The study, jointly authored by UNLV Lee Business School economics professors Nicholas Irwin, Ian McDonough, and Shawn McCoy, is the first publication that convincingly estimates the impact of the COVID-19 pandemic on water usage across property types.
The team examined residential, commercial, and school customer bills from the Henderson Water District — the Las Vegas Valley’s second-largest municipality and a microcosm of the larger multi-state region that draws water from the Colorado River — from 2017 through September 30, 2020. Residential users comprise 98% of Henderson’s total user base.
Aggregated across all users, the Silver State’s stay-at-home order led to an increase in net water usage between 32 to 59 million gallons over the first 30 days, findings show. Five months after the lockdown, these aggregate effects increased to approximately 491 million gallons of extra water consumed each month.
Nearly 90% of the Las Vegas Valley’s water is drawn from Nevada’s portion of Colorado River water rights, which entitles the state to 300,000 acre-feet (97.76 billion gallons) per year. This water allocation was assigned in 1922, when Nevada’s population was just about 80,000 — less than 3% of its current population of 3.1 million residents.
Census estimates show that Idaho, Arizona, Nevada, and Utah are the top four Western states with the largest population increases from 2019 to 2020. Except for Idaho, all of them source water from the Colorado River — along with New Mexico, Wyoming, California, and Colorado.
The strain on water resources is multifold. For example, California Gov. Gavin Newsom recently asked all state residents — including those who operate industrial commercial and agricultural businesses — to voluntarily reduce their water usage by 15%, and the Southern Nevada Water Authority has been lobbying state lawmakers to enact water conservation measures such as the prohibition of water-intensive decorative turf within medians, along roads, and in business parks.
“Given the condition of Lake Mead and the observation that many are still continuing to work from home, we think there are significant and broader implications for policymakers on regional and national scales,” researchers said.

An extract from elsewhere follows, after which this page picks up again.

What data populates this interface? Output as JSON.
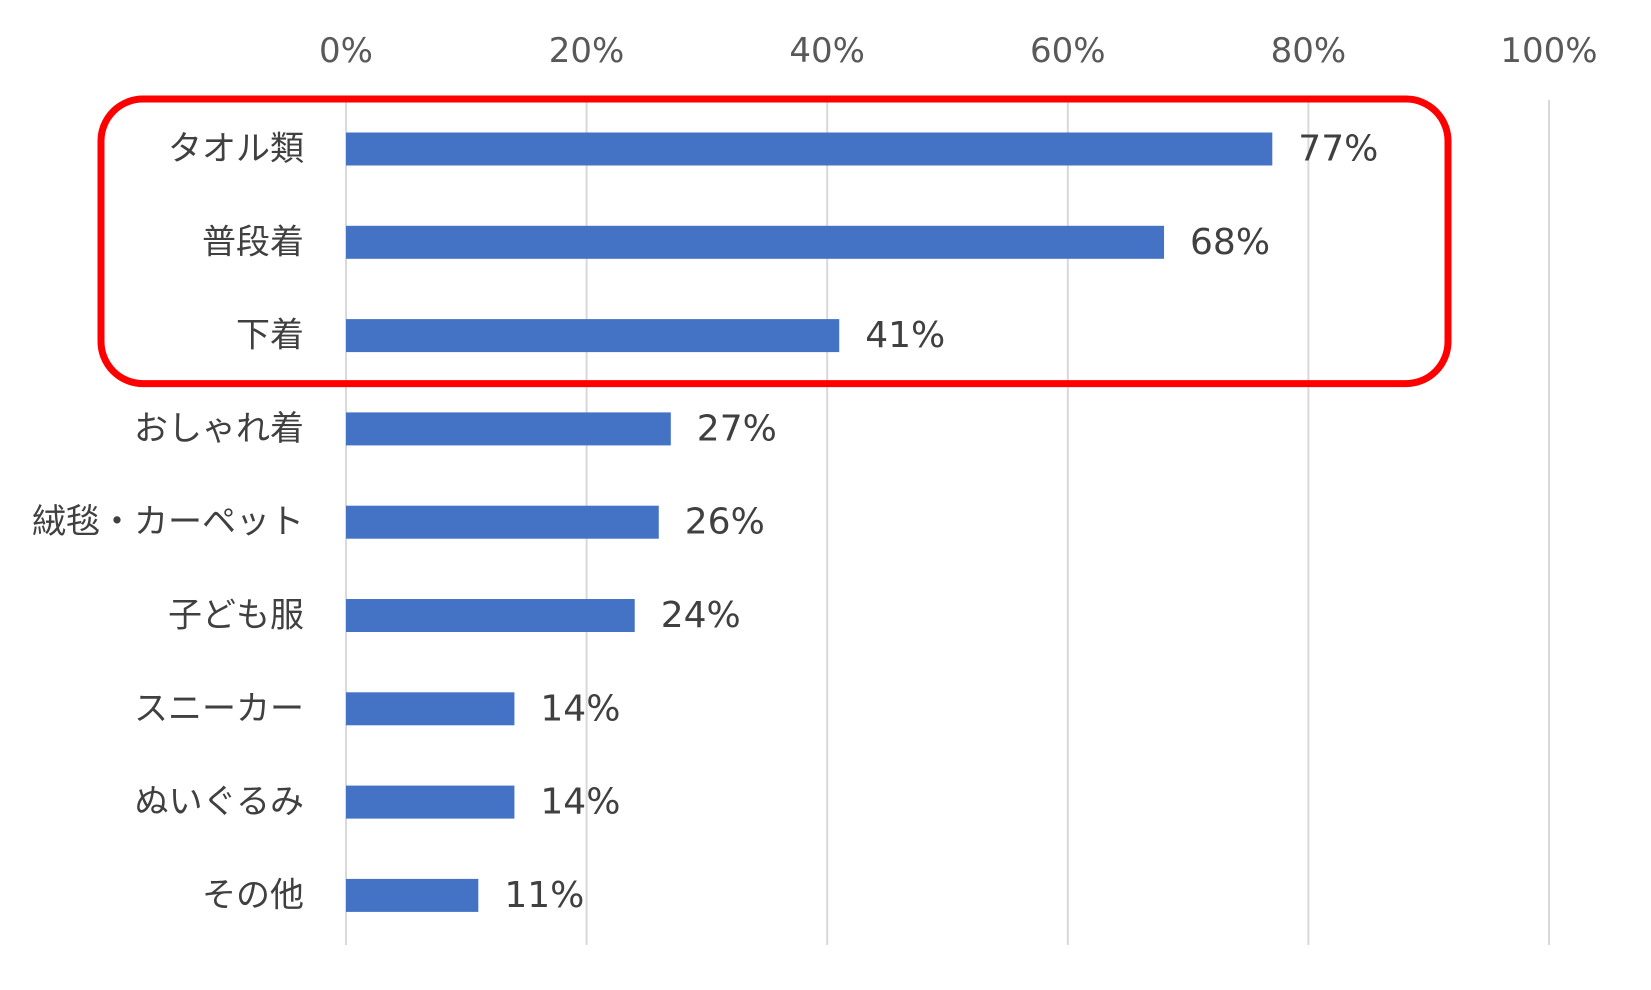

“Policymakers in states facing such shortages must be cognizant of the effects from more and more corporations allowing workers to permanently shift towards remote work and increases in population from residential mobility, all of which may require renewed efforts to encourage water conservation,” they said. “Without adjusting their water consumption habits or preferences in moving from water-rich to water-poor parts of the United States – i.e. installing low-flow and/or highly efficient home appliances or converting landscaping to drought-tolerant species – the added pressures of this increased population may serve as a tipping point into severe water restrictions if not mitigated."